In Taos, Hoversten and Skolnicki watched as Bell and his team of artists and engineers lowered large pieces of reinforced glass into a vacuum chamber — 20 feet long by eight feet high — then vaporized metal alloys to settle upon the glass, imparting patterns that changed how the pieces responded to ambient light. Conferring with the artist by day, the architects returned to their hotel at night to reconfigure and revise.
“By the end of our week in Taos, we had pretty much roughed out the concept we have now,” said Hoversten.
That concept centers on a series of human-scale glass cubes and components of cubes — shapes that proliferate in Bell’s artwork — clustered in four sections in a central plaza and flanked, to the east and west, by bosques of trees. The work, called Reds and Whites after the Wolfpack’s favorite colorway, includes a mixture of red pieces, white pieces and others of an indistinct hue.
“It’s a frosty piece of glass that has no color to it,” explained Bell. “But if you look through it at another piece that’s red, a diffused kind of pink comes through. And when the sun moves over the right-angle pieces, it casts their shadows on their neighbors.”
The COVID-19 pandemic delayed completion of Reds and Whites, but it didn’t derail it. The work was unveiled last week, and its plaza was dedicated, becoming the Susan Woodson Plaza, in honor of the woman whose vision and hard work led to its creation. While Larry Bell so kindly furnished the artistry, the engineering was a product of partners across NC State, from the University Libraries and Facilities to the College of Design and College of Engineering. Additional support, including private donations, came from beyond our campus.
Learn more about how private donations brought this world-class work of public art to Centennial Campus.
Reds and Whites was funded entirely by private donations from nearly 40 families, corporations and individual donors. Dr.

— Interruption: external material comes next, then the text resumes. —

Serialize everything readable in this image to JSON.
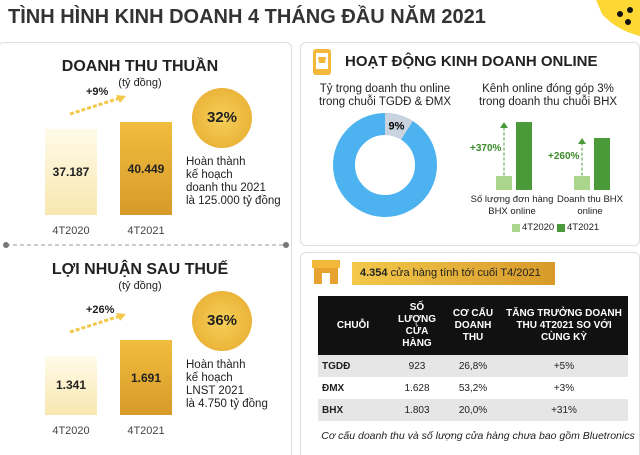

Jim and Ann Goodnight, generous supporters of NC State and North Carolina’s public arts, provided the naming gift for this project and chose to honor Susan Woodson by permanently naming the new gathering space the Susan Woodson Plaza.
“We are so pleased that the Goodnights wanted to name this space in honor of Susan for her incredible leadership on this important project,” said Brian Sischo, vice chancellor for University Advancement. “The Susan Woodson Plaza is a testament to her legacy of leadership and steadfast support of all things Arts at NC State.”